Il ne faut pas juste dépénaliser la consommation. Il faut une légalisation, encadrée et contrôlée. Si on se contente de dépénaliser, on se retrouve avec une situation similaire à celle de la Hollande, où l’on peut consommer librement dans les coffee shops un produit dont l’origine est mafieuse. Faut-il un monopole d’État, comme le propose Terra Nova[sur le modèle de l’Arjel, l’agence qui régule les jeux en ligne – ndlr] ? Pas forcément, on n’est pas obligé de recréer la Seita ! En tout cas, il faudrait une prise en charge allant de la production jusqu’à la vente, en passant par la diffusion, éventuellement dans les pharmacies, avec du conseil. On pourrait imaginer, par exemple, un système où la consommation, voire la culture, est autorisée, mais où on n’aurait le droit que d’avoir des quantités limitées sur soi, et pas de vendre. Il faudrait aussi déterminer par décret les caractéristiques des plantes, les conditions d’autorisation, de contrôle de la production, de la détention, de la circulation, la quantité autorisée pour la vente au détail, le taux de THC, etc. ; éviter bien sûr l’installation de débits à côté des écoles, interdire la vente aux mineurs et la publicité.
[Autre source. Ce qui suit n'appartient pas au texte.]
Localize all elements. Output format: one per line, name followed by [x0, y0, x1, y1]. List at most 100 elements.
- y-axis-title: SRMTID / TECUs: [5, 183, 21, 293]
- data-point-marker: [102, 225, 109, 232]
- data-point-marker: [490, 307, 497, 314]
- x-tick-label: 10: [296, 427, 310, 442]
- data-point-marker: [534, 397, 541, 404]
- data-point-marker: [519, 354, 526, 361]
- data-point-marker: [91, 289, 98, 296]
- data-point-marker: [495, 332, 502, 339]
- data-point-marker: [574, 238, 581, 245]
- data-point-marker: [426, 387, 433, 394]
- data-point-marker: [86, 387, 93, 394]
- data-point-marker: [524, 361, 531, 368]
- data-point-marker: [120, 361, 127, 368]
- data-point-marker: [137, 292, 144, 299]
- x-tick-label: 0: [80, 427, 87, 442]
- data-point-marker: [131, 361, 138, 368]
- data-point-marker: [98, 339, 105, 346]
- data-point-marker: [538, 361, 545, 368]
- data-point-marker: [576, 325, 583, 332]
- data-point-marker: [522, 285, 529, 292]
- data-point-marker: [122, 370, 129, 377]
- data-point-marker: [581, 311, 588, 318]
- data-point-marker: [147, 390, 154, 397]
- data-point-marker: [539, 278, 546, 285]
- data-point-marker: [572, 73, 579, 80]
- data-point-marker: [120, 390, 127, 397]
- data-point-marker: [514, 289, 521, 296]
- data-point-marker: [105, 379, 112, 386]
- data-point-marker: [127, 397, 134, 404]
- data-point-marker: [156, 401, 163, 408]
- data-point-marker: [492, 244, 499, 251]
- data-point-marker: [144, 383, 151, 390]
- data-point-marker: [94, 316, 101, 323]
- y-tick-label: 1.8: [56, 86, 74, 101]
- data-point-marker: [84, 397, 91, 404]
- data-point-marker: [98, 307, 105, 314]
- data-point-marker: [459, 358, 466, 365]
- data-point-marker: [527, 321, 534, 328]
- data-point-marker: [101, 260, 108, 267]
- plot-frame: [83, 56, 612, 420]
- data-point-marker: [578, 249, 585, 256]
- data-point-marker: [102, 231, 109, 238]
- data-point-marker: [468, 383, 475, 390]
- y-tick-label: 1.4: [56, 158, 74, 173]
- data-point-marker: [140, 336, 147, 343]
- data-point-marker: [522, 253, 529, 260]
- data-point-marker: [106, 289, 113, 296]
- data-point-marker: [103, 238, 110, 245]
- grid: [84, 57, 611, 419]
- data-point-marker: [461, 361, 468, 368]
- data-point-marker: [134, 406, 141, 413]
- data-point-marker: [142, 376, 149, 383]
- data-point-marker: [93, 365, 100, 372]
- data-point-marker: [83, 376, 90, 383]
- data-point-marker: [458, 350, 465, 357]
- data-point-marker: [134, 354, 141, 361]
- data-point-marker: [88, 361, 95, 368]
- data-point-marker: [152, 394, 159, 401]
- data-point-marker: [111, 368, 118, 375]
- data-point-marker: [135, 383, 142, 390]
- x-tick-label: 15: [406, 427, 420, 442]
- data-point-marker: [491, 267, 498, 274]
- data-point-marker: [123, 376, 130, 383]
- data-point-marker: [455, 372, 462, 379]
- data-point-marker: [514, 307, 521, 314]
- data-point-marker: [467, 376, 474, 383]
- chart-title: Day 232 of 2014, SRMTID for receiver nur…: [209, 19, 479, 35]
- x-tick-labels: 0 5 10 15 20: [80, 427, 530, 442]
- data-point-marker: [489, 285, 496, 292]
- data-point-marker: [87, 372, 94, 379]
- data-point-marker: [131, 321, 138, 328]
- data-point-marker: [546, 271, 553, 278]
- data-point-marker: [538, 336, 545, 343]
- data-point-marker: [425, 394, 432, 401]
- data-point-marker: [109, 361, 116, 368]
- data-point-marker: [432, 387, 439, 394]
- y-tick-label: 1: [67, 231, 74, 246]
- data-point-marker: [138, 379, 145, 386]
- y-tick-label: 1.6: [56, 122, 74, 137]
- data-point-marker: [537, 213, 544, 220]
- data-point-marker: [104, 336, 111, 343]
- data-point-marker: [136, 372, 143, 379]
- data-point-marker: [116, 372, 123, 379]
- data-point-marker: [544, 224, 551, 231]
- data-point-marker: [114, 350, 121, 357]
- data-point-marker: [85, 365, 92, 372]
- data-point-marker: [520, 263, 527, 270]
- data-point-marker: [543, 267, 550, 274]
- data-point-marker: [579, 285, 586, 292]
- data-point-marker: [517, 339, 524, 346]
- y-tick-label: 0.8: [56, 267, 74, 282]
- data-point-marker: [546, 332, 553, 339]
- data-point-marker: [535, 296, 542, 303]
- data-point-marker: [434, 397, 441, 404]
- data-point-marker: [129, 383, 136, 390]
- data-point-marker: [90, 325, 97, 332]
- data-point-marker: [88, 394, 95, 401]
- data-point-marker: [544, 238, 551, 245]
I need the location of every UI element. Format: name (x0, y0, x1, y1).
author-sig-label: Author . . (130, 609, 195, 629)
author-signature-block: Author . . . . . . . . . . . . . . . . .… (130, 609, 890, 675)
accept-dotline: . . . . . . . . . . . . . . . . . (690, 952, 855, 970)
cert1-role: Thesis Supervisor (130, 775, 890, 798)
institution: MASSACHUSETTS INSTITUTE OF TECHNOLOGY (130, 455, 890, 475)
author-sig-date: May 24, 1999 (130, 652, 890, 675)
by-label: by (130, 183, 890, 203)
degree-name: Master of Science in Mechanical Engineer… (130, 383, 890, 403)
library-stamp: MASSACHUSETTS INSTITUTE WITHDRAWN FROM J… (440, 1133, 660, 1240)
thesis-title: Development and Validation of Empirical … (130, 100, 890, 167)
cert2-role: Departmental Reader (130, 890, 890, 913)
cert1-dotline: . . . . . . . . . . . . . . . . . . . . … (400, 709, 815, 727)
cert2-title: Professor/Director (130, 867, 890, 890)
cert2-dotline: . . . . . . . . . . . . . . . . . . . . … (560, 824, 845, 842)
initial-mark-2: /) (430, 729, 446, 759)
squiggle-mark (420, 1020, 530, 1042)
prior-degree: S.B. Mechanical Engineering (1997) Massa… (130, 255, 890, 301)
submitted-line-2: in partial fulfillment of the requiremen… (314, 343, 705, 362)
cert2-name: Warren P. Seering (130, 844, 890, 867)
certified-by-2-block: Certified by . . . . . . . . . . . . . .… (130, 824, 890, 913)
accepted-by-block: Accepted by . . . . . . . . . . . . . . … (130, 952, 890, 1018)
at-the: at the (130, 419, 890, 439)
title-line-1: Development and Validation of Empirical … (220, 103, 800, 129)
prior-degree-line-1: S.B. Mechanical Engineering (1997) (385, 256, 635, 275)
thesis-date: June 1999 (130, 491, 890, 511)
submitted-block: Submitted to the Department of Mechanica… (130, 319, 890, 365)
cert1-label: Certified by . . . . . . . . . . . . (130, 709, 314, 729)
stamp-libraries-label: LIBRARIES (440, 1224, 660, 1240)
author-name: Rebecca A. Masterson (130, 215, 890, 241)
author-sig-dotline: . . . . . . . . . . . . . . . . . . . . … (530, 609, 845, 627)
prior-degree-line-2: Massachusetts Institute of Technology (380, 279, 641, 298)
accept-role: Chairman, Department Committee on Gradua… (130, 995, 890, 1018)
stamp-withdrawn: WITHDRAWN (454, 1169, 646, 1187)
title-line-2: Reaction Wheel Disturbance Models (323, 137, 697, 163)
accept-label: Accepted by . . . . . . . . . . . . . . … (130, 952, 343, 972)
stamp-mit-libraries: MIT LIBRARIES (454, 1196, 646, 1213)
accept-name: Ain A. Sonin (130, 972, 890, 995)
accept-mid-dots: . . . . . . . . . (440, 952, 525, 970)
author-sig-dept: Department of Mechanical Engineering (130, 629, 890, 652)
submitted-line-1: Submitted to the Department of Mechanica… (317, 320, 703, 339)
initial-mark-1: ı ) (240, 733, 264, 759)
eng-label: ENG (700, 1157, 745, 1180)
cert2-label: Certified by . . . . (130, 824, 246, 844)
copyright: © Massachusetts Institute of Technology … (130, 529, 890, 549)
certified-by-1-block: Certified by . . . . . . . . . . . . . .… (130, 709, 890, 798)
Cela serait l’occasion de penser, enfin, une politique de prévention moderne et intelligente. Une légalisation contrôlée rapporterait, selon les estimations, deux milliards d’euros à l’État, et au moins 30 000 emplois. Au Colorado ou dans l’État de Washington, qui ont dépénalisé, la vente de cannabis n’a pas augmenté (sauf la première année) car on s’est rendu compte que le nombre de consommateurs était plus élevé qu’estimé. L’argument, souvent agité par la droite, d’une sorte de continuum entre le cannabis et des drogues plus dures, n’est pas non plus étayé dans les faits. Cessons de faire peur, soyons enfin pragmatiques.